Óleo muito nobre para queimar
Dados da Embrapa Algodão, na Paraíba, apontam que a tecnologia utilizada no cultivo da mamona pouco tem evoluído. São definidos, basicamente, dois tipos de sistema de produção. No primeiro, a cultura assume papel social de grande relevância. A força de trabalho familiar explora pequenas áreas, sempre em regime de consórcio com o feijão e o milho. Neste sistema não existe mecanização nem utilização de insumos modernos, como sementes melhoradas, defensivos e fertilizantes. No segundo sistema, o cultivo assume caráter mais comercial, com a participação da tração mecânica e a utilização de insumos modernos.
Para o consórcio com o feijão a orientação é que a leguminosa seja plantada 15 dias depois do plantio da mamona. O produtor deve usar cultivares resistentes a viroses, de ciclo curto, hábito de crescimento determinado e porte ereto, para evitar ou reduzir ao máximo a competição com a mamona. Outros consórcios estão sendo estudados envolvendo o gergelim e o amendoim.

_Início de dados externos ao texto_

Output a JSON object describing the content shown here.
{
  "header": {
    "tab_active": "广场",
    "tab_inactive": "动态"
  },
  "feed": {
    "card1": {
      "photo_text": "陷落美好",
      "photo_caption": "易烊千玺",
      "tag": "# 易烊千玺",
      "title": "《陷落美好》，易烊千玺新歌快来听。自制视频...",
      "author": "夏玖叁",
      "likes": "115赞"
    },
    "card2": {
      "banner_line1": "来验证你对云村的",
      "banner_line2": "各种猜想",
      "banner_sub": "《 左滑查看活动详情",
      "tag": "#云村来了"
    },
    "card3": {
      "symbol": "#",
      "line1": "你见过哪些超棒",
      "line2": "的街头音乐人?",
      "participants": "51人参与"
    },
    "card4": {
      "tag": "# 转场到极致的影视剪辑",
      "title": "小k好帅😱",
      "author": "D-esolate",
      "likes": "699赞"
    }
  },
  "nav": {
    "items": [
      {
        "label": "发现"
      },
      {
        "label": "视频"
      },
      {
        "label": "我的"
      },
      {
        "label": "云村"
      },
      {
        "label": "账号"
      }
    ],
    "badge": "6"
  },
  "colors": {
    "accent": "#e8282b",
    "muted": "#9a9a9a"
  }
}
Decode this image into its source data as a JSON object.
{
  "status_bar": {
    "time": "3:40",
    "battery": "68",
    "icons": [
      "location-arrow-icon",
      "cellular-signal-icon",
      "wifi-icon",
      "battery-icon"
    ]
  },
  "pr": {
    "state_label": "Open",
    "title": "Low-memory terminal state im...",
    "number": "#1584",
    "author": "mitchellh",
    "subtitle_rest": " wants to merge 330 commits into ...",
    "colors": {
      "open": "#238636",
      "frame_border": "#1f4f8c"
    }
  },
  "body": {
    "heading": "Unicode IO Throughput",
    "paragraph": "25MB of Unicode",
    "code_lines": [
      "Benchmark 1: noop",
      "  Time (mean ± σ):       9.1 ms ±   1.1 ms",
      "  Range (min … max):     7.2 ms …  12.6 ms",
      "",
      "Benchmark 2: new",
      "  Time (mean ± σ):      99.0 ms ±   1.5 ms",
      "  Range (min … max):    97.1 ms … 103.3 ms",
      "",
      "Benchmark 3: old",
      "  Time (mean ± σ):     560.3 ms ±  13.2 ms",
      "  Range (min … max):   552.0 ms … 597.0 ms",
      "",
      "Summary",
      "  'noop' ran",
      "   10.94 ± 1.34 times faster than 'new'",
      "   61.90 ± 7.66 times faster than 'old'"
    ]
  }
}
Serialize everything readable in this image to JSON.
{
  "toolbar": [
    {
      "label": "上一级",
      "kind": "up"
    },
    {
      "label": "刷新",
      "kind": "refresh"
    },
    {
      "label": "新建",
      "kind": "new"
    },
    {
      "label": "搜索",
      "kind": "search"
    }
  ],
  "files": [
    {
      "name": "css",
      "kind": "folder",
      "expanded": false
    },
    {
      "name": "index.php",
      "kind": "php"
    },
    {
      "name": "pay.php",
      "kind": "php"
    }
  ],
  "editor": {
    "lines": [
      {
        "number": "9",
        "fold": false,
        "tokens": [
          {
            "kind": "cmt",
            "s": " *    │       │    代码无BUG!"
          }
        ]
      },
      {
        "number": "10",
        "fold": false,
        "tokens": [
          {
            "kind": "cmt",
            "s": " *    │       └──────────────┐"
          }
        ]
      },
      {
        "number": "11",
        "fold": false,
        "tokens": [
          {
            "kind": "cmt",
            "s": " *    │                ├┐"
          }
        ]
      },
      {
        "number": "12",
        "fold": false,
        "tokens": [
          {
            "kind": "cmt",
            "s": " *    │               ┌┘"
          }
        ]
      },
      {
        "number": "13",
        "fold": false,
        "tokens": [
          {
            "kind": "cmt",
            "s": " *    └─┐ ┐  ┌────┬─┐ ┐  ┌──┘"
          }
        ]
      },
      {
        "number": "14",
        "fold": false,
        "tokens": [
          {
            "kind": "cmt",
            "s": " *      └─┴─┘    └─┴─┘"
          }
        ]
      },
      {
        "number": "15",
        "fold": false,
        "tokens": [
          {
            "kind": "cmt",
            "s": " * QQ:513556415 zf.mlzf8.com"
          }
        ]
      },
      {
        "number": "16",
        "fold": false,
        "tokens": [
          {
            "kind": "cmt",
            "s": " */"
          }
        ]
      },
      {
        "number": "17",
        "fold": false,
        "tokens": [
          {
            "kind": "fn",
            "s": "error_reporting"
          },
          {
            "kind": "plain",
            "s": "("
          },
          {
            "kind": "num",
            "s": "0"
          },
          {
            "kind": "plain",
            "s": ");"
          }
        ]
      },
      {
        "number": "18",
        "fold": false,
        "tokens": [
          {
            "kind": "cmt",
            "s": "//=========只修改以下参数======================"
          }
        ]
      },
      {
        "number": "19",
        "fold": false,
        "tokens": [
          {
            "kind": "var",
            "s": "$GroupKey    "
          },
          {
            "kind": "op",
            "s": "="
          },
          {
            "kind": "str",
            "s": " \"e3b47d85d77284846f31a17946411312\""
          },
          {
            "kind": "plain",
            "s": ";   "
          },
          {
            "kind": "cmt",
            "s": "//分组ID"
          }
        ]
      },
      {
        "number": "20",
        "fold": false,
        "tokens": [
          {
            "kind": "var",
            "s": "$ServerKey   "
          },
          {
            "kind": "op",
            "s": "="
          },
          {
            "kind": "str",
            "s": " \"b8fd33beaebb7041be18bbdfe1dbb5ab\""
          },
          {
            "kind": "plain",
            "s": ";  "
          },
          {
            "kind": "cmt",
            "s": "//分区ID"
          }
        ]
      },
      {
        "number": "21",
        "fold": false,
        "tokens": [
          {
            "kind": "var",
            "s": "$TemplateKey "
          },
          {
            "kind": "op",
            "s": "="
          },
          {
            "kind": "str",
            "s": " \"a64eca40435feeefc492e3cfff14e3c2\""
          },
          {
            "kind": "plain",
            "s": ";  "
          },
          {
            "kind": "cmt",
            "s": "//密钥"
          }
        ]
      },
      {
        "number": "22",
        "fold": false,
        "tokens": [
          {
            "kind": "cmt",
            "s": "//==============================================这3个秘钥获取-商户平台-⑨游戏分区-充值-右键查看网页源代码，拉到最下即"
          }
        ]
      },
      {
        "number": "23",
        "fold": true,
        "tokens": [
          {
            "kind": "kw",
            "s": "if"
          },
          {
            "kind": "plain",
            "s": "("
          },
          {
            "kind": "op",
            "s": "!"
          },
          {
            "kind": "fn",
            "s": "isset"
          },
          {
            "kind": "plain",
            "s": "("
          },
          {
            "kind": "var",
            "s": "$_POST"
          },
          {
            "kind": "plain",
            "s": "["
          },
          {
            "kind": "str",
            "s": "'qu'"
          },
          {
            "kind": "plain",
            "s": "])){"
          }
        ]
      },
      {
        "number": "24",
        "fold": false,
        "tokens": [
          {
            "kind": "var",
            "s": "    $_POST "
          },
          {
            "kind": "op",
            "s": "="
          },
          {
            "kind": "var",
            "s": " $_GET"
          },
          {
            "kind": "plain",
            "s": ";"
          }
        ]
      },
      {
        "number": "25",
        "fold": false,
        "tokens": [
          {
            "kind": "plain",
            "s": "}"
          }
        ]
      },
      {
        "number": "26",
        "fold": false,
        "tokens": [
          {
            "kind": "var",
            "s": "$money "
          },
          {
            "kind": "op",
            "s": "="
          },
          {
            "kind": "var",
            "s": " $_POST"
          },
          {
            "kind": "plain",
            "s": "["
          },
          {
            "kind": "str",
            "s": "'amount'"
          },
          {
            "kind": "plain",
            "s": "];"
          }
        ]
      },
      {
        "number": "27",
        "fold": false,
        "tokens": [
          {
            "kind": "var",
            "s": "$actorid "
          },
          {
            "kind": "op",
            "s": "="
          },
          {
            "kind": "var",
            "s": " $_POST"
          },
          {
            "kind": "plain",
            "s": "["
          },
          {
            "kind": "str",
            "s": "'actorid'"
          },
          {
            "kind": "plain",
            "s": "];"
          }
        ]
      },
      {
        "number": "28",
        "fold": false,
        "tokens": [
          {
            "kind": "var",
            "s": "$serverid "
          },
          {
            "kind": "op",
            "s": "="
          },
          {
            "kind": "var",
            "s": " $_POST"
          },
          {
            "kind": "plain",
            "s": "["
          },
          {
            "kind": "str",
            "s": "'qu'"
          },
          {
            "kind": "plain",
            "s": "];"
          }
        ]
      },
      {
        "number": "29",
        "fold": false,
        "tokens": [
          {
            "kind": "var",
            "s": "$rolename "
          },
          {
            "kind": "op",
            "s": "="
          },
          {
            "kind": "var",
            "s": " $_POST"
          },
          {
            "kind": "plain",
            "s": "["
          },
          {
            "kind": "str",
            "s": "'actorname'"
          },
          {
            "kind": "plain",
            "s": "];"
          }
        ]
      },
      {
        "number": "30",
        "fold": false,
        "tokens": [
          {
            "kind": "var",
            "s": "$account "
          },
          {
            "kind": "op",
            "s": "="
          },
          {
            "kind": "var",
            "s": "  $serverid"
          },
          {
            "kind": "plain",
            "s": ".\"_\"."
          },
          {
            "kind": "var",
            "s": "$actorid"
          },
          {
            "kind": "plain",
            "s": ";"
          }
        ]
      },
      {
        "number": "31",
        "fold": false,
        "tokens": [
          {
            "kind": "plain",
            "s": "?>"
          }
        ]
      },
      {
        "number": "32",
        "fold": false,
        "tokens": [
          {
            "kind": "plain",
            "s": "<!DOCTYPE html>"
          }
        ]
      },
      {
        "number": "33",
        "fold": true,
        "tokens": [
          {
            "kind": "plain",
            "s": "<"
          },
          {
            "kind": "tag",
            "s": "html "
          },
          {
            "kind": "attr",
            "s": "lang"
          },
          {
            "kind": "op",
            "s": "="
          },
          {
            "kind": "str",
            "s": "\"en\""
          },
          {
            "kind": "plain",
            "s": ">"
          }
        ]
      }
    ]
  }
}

Já o consórcio com o milho e o sorgo deve ser evitado, pois essas gramíneas são muito competitivas e reduzem a produtividade da mamoneira.
A mamoneira, tanto em sistema de cultivo solteiro como consorciado, é muito sensível à competição com plantas daninhas, que podem reduzir bastante sua produtividade. O período crítico de competição e que exige maior controle são os primeiros 70 dias após a emergência das plantas.
Nas condições de clima e de solo do Nordeste do Brasil, em especial no semi-árido, as doenças da mamoneira são muito poucas, não tendo expressão econômica. A principal doença da mamoneira é o mofo cinzento, causado pelo fungo Botrytis ricini, que ataca e destrói toda a estrutura floral e de frutificação da planta. Para o controle deve-se eliminar os restos culturais e fazer a rotação de culturas. (M.G.)